4. If you’d like to get into another dark novel about obsession, pick up Laura Lippman’s I’d Know You Anywhere
Flynn's novel takes a nutso turn in its second half that changes the trajectory and the tone of Gone Girl in a big way (if you've read the book, you know we're talking about Desi, Amy's obsessive ex-boyfriend who weaves in and out of the narrative before making a major play for importance late in the story), suddenly making "obsession" seem like not nearly a strong enough word. Need more of that? Pick up Lippman's I'd Know You Anywhere , which chronicles what happens when a convicted kidnapper and murderer tries to reconnect with one of his victims — the one that got away.

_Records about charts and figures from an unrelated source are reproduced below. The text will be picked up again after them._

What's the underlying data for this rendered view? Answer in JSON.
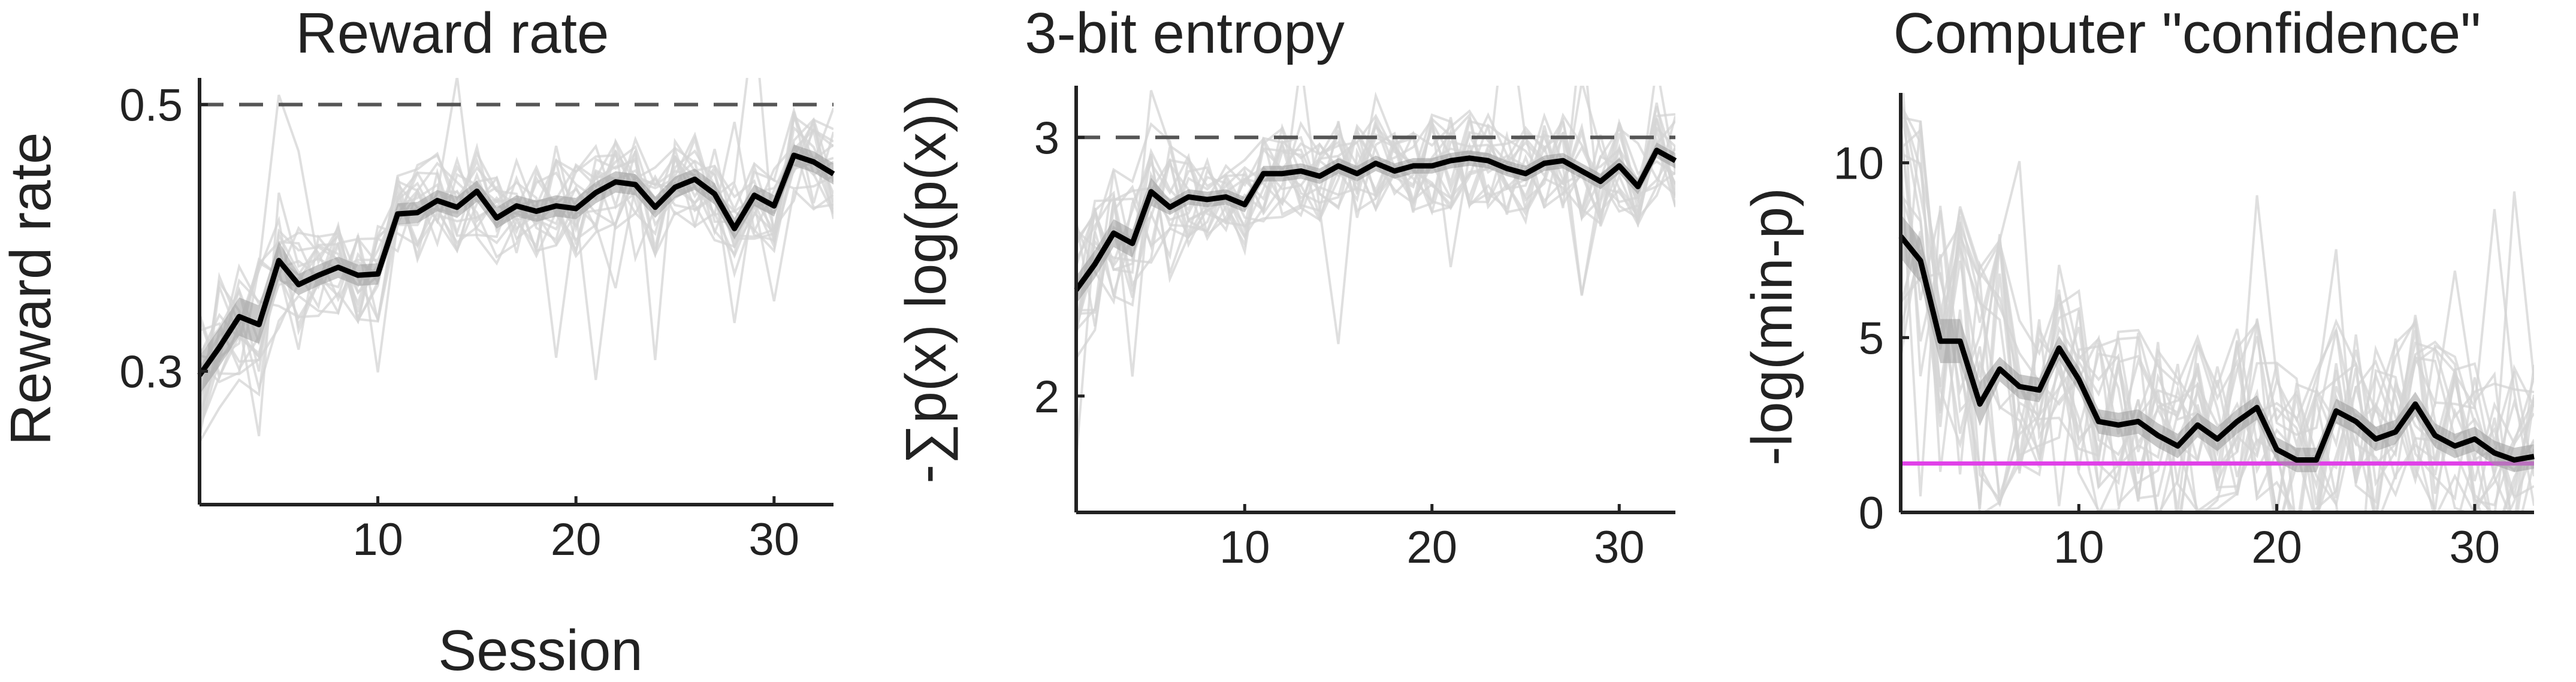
{
  "figure": {
    "colors": {
      "mean_line": "#000000",
      "individual_lines": "#d4d4d4",
      "sem_band": "#9a9a9a",
      "reference_dashed": "#555555",
      "reference_magenta": "#e040e8"
    }
  },
  "chart_data": [
    {
      "type": "line",
      "title": "Reward rate",
      "xlabel": "Session",
      "ylabel": "Reward rate",
      "xlim": [
        1,
        33
      ],
      "ylim": [
        0.2,
        0.52
      ],
      "xticks": [
        10,
        20,
        30
      ],
      "yticks": [
        0.3,
        0.5
      ],
      "ytick_labels": [
        "0.3",
        "0.5"
      ],
      "reference_line": {
        "y": 0.5,
        "style": "dashed",
        "color": "#555555"
      },
      "series": [
        {
          "x": [
            1,
            2,
            3,
            4,
            5,
            6,
            7,
            8,
            9,
            10,
            11,
            12,
            13,
            14,
            15,
            16,
            17,
            18,
            19,
            20,
            21,
            22,
            23,
            24,
            25,
            26,
            27,
            28,
            29,
            30,
            31,
            32,
            33
          ],
          "values": [
            0.297,
            0.318,
            0.341,
            0.335,
            0.383,
            0.365,
            0.372,
            0.378,
            0.372,
            0.373,
            0.418,
            0.419,
            0.428,
            0.423,
            0.435,
            0.415,
            0.424,
            0.42,
            0.424,
            0.422,
            0.434,
            0.442,
            0.44,
            0.423,
            0.438,
            0.444,
            0.433,
            0.407,
            0.432,
            0.424,
            0.462,
            0.457,
            0.448
          ],
          "sem": 0.008
        }
      ]
    },
    {
      "type": "line",
      "title": "3-bit entropy",
      "xlabel": "",
      "ylabel": "-∑p(x) log(p(x))",
      "xlim": [
        1,
        33
      ],
      "ylim": [
        1.55,
        3.2
      ],
      "xticks": [
        10,
        20,
        30
      ],
      "yticks": [
        2,
        3
      ],
      "ytick_labels": [
        "2",
        "3"
      ],
      "reference_line": {
        "y": 3,
        "style": "dashed",
        "color": "#555555"
      },
      "series": [
        {
          "x": [
            1,
            2,
            3,
            4,
            5,
            6,
            7,
            8,
            9,
            10,
            11,
            12,
            13,
            14,
            15,
            16,
            17,
            18,
            19,
            20,
            21,
            22,
            23,
            24,
            25,
            26,
            27,
            28,
            29,
            30,
            31,
            32,
            33
          ],
          "values": [
            2.41,
            2.51,
            2.63,
            2.59,
            2.79,
            2.73,
            2.77,
            2.76,
            2.77,
            2.74,
            2.86,
            2.86,
            2.87,
            2.85,
            2.89,
            2.86,
            2.9,
            2.87,
            2.89,
            2.89,
            2.91,
            2.92,
            2.91,
            2.88,
            2.86,
            2.9,
            2.91,
            2.87,
            2.83,
            2.89,
            2.81,
            2.95,
            2.91
          ],
          "sem": 0.03
        }
      ]
    },
    {
      "type": "line",
      "title": "Computer \"confidence\"",
      "xlabel": "",
      "ylabel": "-log(min-p)",
      "xlim": [
        1,
        33
      ],
      "ylim": [
        0,
        12
      ],
      "xticks": [
        10,
        20,
        30
      ],
      "yticks": [
        0,
        5,
        10
      ],
      "ytick_labels": [
        "0",
        "5",
        "10"
      ],
      "reference_line": {
        "y": 1.4,
        "style": "solid",
        "color": "#e040e8"
      },
      "series": [
        {
          "x": [
            1,
            2,
            3,
            4,
            5,
            6,
            7,
            8,
            9,
            10,
            11,
            12,
            13,
            14,
            15,
            16,
            17,
            18,
            19,
            20,
            21,
            22,
            23,
            24,
            25,
            26,
            27,
            28,
            29,
            30,
            31,
            32,
            33
          ],
          "values": [
            7.9,
            7.2,
            4.9,
            4.9,
            3.1,
            4.1,
            3.6,
            3.5,
            4.7,
            3.8,
            2.6,
            2.5,
            2.6,
            2.2,
            1.9,
            2.5,
            2.1,
            2.6,
            3.0,
            1.8,
            1.5,
            1.5,
            2.9,
            2.6,
            2.1,
            2.3,
            3.1,
            2.2,
            1.9,
            2.1,
            1.7,
            1.5,
            1.6
          ],
          "sem": 0.35
        }
      ]
    }
  ]
}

5. If you’re hungry for another novel that turns its eyes to the weirdness of news-making crimes, pick up Zoë Heller’s What Was She Thinking? [Notes on a Scandal]
Once the Dunne disappearance hits the wire, Flynn cleverly skewers the wackiness of cable television and the hellbent hosts that latch on to stories like Amy's and run with them — for a very long time, no matter who they hurt, cost be damned. Heller's novel also addresses a hot, seemingly made-for-TV crime that consumes both the people involved (namely, a teacher, the student she has an affair with, and the obsessive woman who won't let it go) and perfect strangers who watch the story splash across the news.

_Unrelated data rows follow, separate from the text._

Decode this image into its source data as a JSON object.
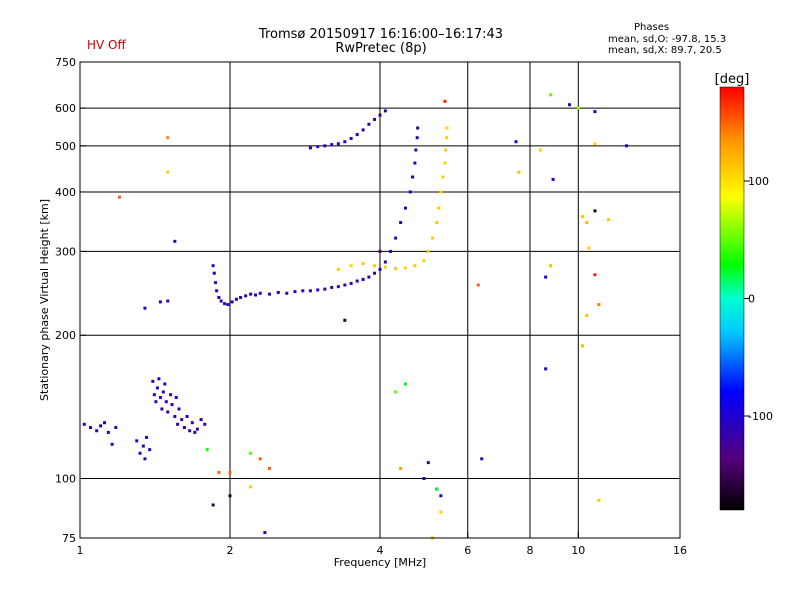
{
  "header": {
    "hv_status": "HV Off",
    "title_line1": "Tromsø 20150917 16:16:00–16:17:43",
    "title_line2": "RwPretec (8p)",
    "phases_title": "Phases",
    "phases_line1": "mean, sd,O: -97.8, 15.3",
    "phases_line2": "mean, sd,X:  89.7, 20.5"
  },
  "chart_data": {
    "type": "scatter",
    "title": "Tromsø 20150917 16:16:00–16:17:43",
    "subtitle": "RwPretec (8p)",
    "xlabel": "Frequency [MHz]",
    "ylabel": "Stationary phase Virtual Height [km]",
    "xscale": "log",
    "yscale": "log",
    "xlim": [
      1,
      16
    ],
    "ylim": [
      75,
      750
    ],
    "x_ticks": [
      1,
      2,
      4,
      6,
      8,
      10,
      16
    ],
    "x_tick_labels": [
      "1",
      "2",
      "4",
      "6",
      "8",
      "10",
      "16"
    ],
    "y_ticks": [
      75,
      100,
      200,
      300,
      400,
      500,
      600,
      750
    ],
    "y_tick_labels": [
      "75",
      "100",
      "200",
      "300",
      "400",
      "500",
      "600",
      "750"
    ],
    "vertical_grid": [
      2,
      4,
      6,
      8,
      10
    ],
    "horizontal_grid": [
      100,
      200,
      300,
      400,
      500,
      600
    ],
    "colorbar": {
      "label": "[deg]",
      "range": [
        -180,
        180
      ],
      "ticks": [
        100,
        0,
        -100
      ],
      "tick_labels": [
        "100",
        "0",
        "-100"
      ]
    },
    "points_columns": [
      "frequency_mhz",
      "height_km",
      "phase_deg"
    ],
    "points": [
      [
        1.02,
        130,
        -105
      ],
      [
        1.05,
        128,
        -110
      ],
      [
        1.08,
        126,
        -105
      ],
      [
        1.1,
        129,
        -100
      ],
      [
        1.14,
        125,
        -108
      ],
      [
        1.18,
        128,
        -105
      ],
      [
        1.16,
        118,
        -110
      ],
      [
        1.12,
        131,
        -102
      ],
      [
        1.3,
        120,
        -110
      ],
      [
        1.32,
        113,
        -112
      ],
      [
        1.34,
        117,
        -108
      ],
      [
        1.36,
        122,
        -105
      ],
      [
        1.35,
        110,
        -115
      ],
      [
        1.38,
        115,
        -110
      ],
      [
        1.4,
        160,
        -110
      ],
      [
        1.41,
        150,
        -115
      ],
      [
        1.42,
        145,
        -108
      ],
      [
        1.43,
        155,
        -112
      ],
      [
        1.44,
        162,
        -105
      ],
      [
        1.45,
        148,
        -110
      ],
      [
        1.46,
        140,
        -112
      ],
      [
        1.47,
        152,
        -108
      ],
      [
        1.48,
        158,
        -110
      ],
      [
        1.49,
        145,
        -105
      ],
      [
        1.5,
        138,
        -110
      ],
      [
        1.52,
        150,
        -115
      ],
      [
        1.53,
        143,
        -108
      ],
      [
        1.55,
        135,
        -110
      ],
      [
        1.56,
        148,
        -112
      ],
      [
        1.57,
        130,
        -110
      ],
      [
        1.58,
        140,
        -105
      ],
      [
        1.6,
        133,
        -110
      ],
      [
        1.62,
        128,
        -108
      ],
      [
        1.64,
        135,
        -112
      ],
      [
        1.66,
        126,
        -110
      ],
      [
        1.68,
        131,
        -105
      ],
      [
        1.7,
        125,
        -110
      ],
      [
        1.72,
        127,
        -115
      ],
      [
        1.75,
        133,
        -110
      ],
      [
        1.78,
        130,
        -108
      ],
      [
        1.85,
        280,
        -105
      ],
      [
        1.86,
        270,
        -110
      ],
      [
        1.87,
        258,
        -108
      ],
      [
        1.88,
        248,
        -110
      ],
      [
        1.9,
        240,
        -112
      ],
      [
        1.92,
        236,
        -108
      ],
      [
        1.95,
        233,
        -110
      ],
      [
        1.98,
        232,
        -105
      ],
      [
        2.02,
        235,
        -110
      ],
      [
        2.06,
        238,
        -108
      ],
      [
        2.1,
        240,
        -110
      ],
      [
        2.15,
        242,
        -112
      ],
      [
        2.2,
        244,
        -108
      ],
      [
        2.25,
        243,
        -110
      ],
      [
        2.3,
        245,
        -105
      ],
      [
        2.4,
        244,
        -110
      ],
      [
        2.5,
        246,
        -108
      ],
      [
        2.6,
        245,
        -110
      ],
      [
        2.7,
        247,
        -112
      ],
      [
        2.8,
        248,
        -108
      ],
      [
        2.9,
        248,
        -110
      ],
      [
        3.0,
        249,
        -105
      ],
      [
        3.1,
        250,
        -110
      ],
      [
        3.2,
        252,
        -108
      ],
      [
        3.3,
        253,
        -110
      ],
      [
        3.4,
        255,
        -112
      ],
      [
        3.5,
        257,
        -108
      ],
      [
        3.6,
        260,
        -110
      ],
      [
        3.7,
        262,
        -105
      ],
      [
        3.8,
        265,
        -110
      ],
      [
        3.9,
        270,
        -108
      ],
      [
        4.0,
        275,
        -110
      ],
      [
        4.1,
        285,
        -110
      ],
      [
        4.2,
        300,
        -108
      ],
      [
        4.3,
        320,
        -110
      ],
      [
        4.4,
        345,
        -112
      ],
      [
        4.5,
        370,
        -108
      ],
      [
        4.6,
        400,
        -110
      ],
      [
        4.65,
        430,
        -105
      ],
      [
        4.7,
        460,
        -110
      ],
      [
        4.72,
        490,
        -108
      ],
      [
        4.75,
        520,
        -110
      ],
      [
        4.76,
        545,
        -112
      ],
      [
        2.9,
        495,
        -108
      ],
      [
        3.0,
        498,
        -110
      ],
      [
        3.1,
        500,
        -105
      ],
      [
        3.2,
        503,
        -110
      ],
      [
        3.3,
        505,
        -108
      ],
      [
        3.4,
        510,
        -110
      ],
      [
        3.5,
        518,
        -112
      ],
      [
        3.6,
        528,
        -108
      ],
      [
        3.7,
        540,
        -110
      ],
      [
        3.8,
        555,
        -105
      ],
      [
        3.9,
        568,
        -110
      ],
      [
        4.0,
        580,
        -108
      ],
      [
        4.1,
        592,
        -110
      ],
      [
        1.45,
        235,
        -105
      ],
      [
        1.5,
        236,
        -108
      ],
      [
        1.35,
        228,
        -110
      ],
      [
        1.55,
        315,
        -120
      ],
      [
        3.3,
        275,
        110
      ],
      [
        3.5,
        280,
        105
      ],
      [
        3.7,
        283,
        110
      ],
      [
        3.9,
        280,
        108
      ],
      [
        4.1,
        278,
        110
      ],
      [
        4.3,
        276,
        112
      ],
      [
        4.5,
        277,
        108
      ],
      [
        4.7,
        280,
        110
      ],
      [
        4.9,
        287,
        105
      ],
      [
        5.0,
        300,
        110
      ],
      [
        5.1,
        320,
        108
      ],
      [
        5.2,
        345,
        110
      ],
      [
        5.25,
        370,
        112
      ],
      [
        5.3,
        400,
        108
      ],
      [
        5.35,
        430,
        110
      ],
      [
        5.4,
        460,
        105
      ],
      [
        5.42,
        490,
        110
      ],
      [
        5.44,
        520,
        108
      ],
      [
        5.45,
        545,
        110
      ],
      [
        1.5,
        520,
        140
      ],
      [
        1.5,
        440,
        110
      ],
      [
        1.2,
        390,
        150
      ],
      [
        5.4,
        620,
        170
      ],
      [
        7.6,
        440,
        115
      ],
      [
        8.4,
        490,
        110
      ],
      [
        8.8,
        640,
        50
      ],
      [
        10.0,
        600,
        60
      ],
      [
        10.8,
        505,
        110
      ],
      [
        10.2,
        355,
        115
      ],
      [
        10.4,
        345,
        120
      ],
      [
        11.5,
        350,
        110
      ],
      [
        10.5,
        305,
        112
      ],
      [
        7.5,
        510,
        -100
      ],
      [
        8.9,
        425,
        -110
      ],
      [
        9.6,
        610,
        -105
      ],
      [
        10.8,
        590,
        -100
      ],
      [
        12.5,
        500,
        -95
      ],
      [
        8.6,
        265,
        -100
      ],
      [
        8.6,
        170,
        -100
      ],
      [
        6.4,
        110,
        -110
      ],
      [
        5.0,
        108,
        -100
      ],
      [
        5.2,
        95,
        -110
      ],
      [
        4.9,
        100,
        -100
      ],
      [
        5.3,
        92,
        -95
      ],
      [
        1.9,
        103,
        150
      ],
      [
        2.0,
        103,
        150
      ],
      [
        2.3,
        110,
        150
      ],
      [
        2.4,
        105,
        150
      ],
      [
        4.4,
        105,
        130
      ],
      [
        6.3,
        255,
        150
      ],
      [
        11.0,
        232,
        140
      ],
      [
        10.8,
        268,
        170
      ],
      [
        10.2,
        190,
        120
      ],
      [
        10.4,
        220,
        115
      ],
      [
        11.0,
        90,
        110
      ],
      [
        5.1,
        75,
        110
      ],
      [
        5.3,
        85,
        110
      ],
      [
        4.3,
        152,
        50
      ],
      [
        4.5,
        158,
        30
      ],
      [
        1.8,
        115,
        30
      ],
      [
        5.2,
        95,
        20
      ],
      [
        2.2,
        113,
        45
      ],
      [
        1.85,
        88,
        -160
      ],
      [
        2.0,
        92,
        -165
      ],
      [
        2.35,
        77,
        -110
      ],
      [
        2.2,
        96,
        110
      ],
      [
        10.8,
        365,
        -170
      ],
      [
        3.4,
        215,
        -165
      ],
      [
        4.0,
        300,
        -140
      ],
      [
        8.8,
        280,
        120
      ]
    ]
  }
}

6. If you’re bent on reading another book about one heck of a bad marriage, go for A.S.A. Harrison’s The Silent Wife
Amy Dunne is more than meets the eye — and while we know that early in the novel, we don't fully understand just how twisty Gone Girl goes until about halfway through. Harrison works in the opposite way, making it clear from the first chapter that said silent wife Jodi will kill her husband Todd by the book's end, putting the pleasure and tension on finding out both how and why that will happen.
7. If you’d like to get sucked into another novel that swiftly and satisfyingly switches perspectives, pick up Barbara Kingsolver’s The Poisonwood Bible
One of the strongest elements of Gone Girl is Flynn's canny ability to shift between perspectives at just the right time to reveal just the best stuff. Kingsolver does the same thing with her Poisonwood Bible, which flits between five female members of the Price family to tell a full story.

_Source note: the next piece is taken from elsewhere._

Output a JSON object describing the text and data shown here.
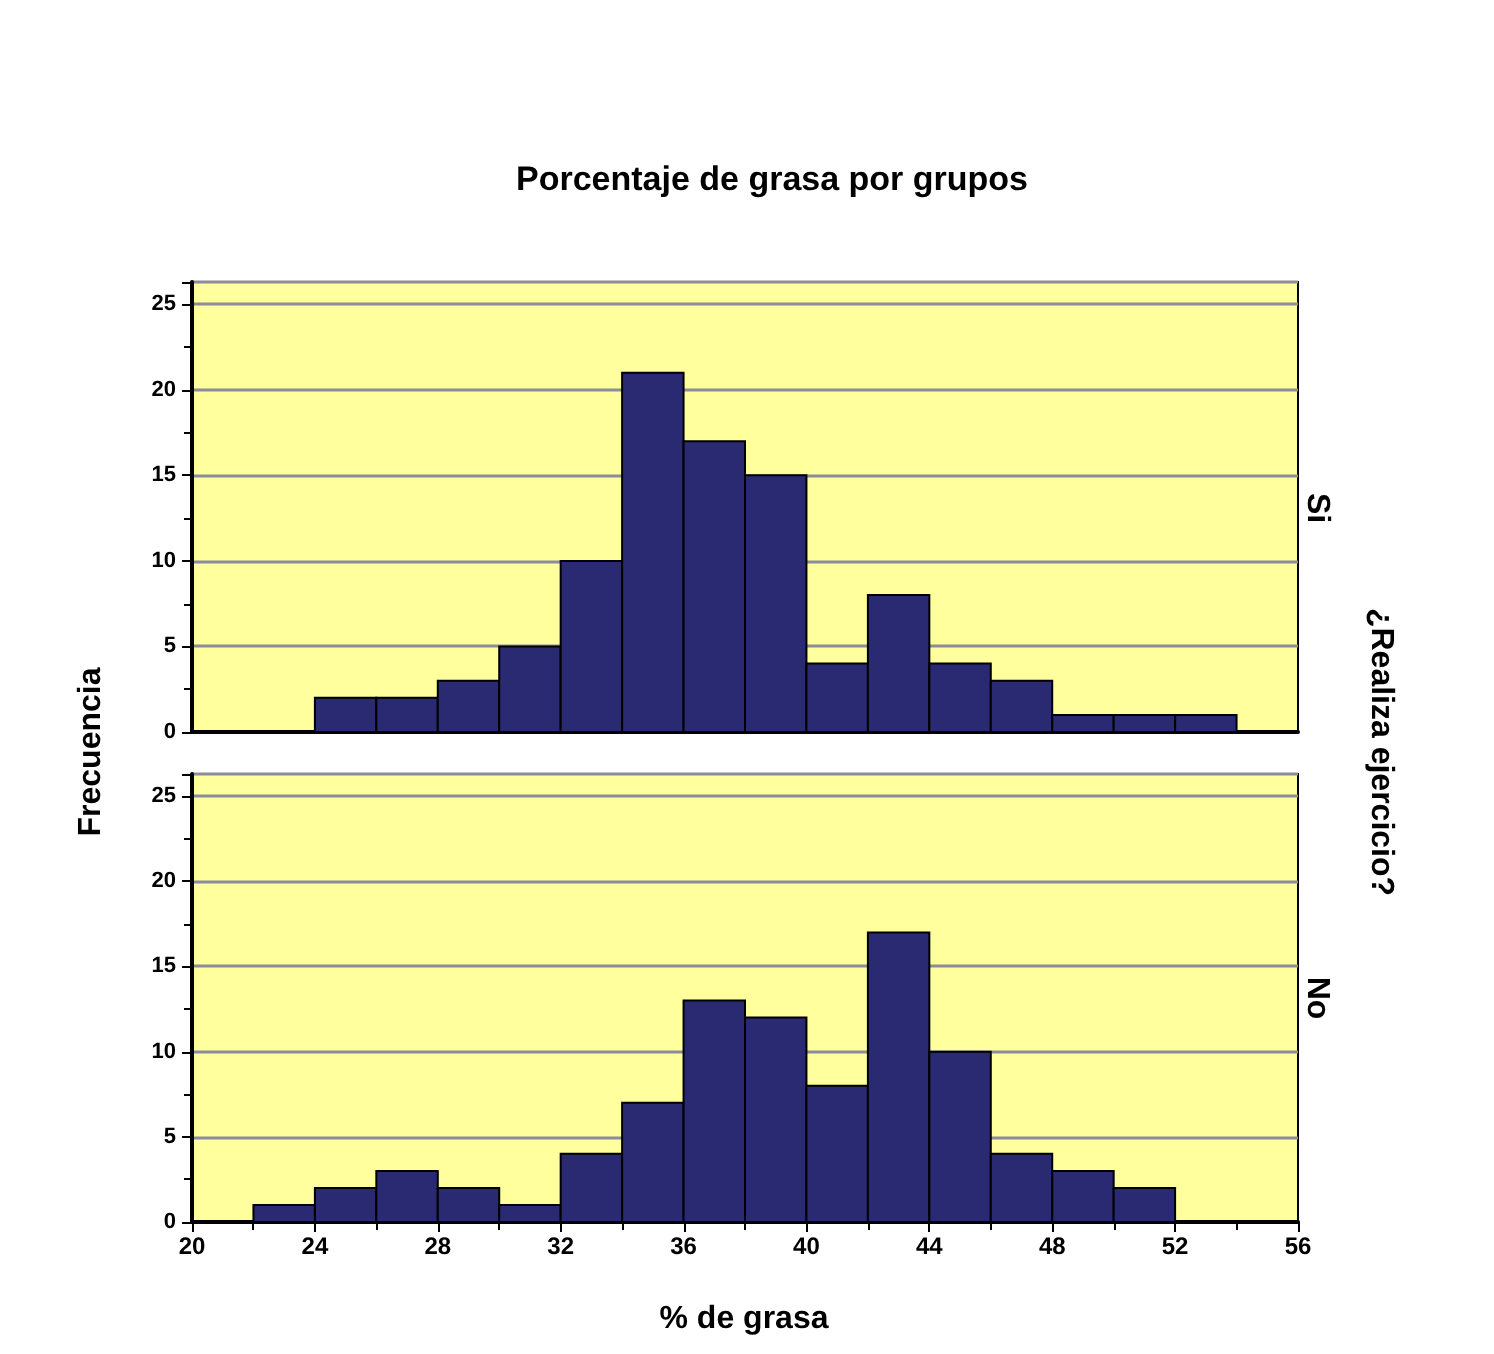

8. and 9. If you want to dive deep into some more Flynn fiction, it's time for you to buy both Sharp Objects and Dark Places
It should go without saying that, if you liked Flynn's Gone Girl , you're probably the precise target audience for her previous novels, but both Sharp Objects and Dark Places come with a serious caveat: they're really, really twisted.
No, seriously — they're far darker and deeper than Gone Girl , the kind of novels that will keep you reading and then give you big-time nightmares after you finally manage to put them down. They're both stacked with Flynn's trademark zip and wit, but they also come with the type of emotional heft that Gone Girl only edges up against. However, if you've devoured Gone Girl and have fallen for Flynn's style, you're definitely ready to experience the twisted families at the heart of both Sharp Objects and Dark Places. Just maybe don't recommend these two to Flynn newbies — Gone Girl is the prescription for that particular need.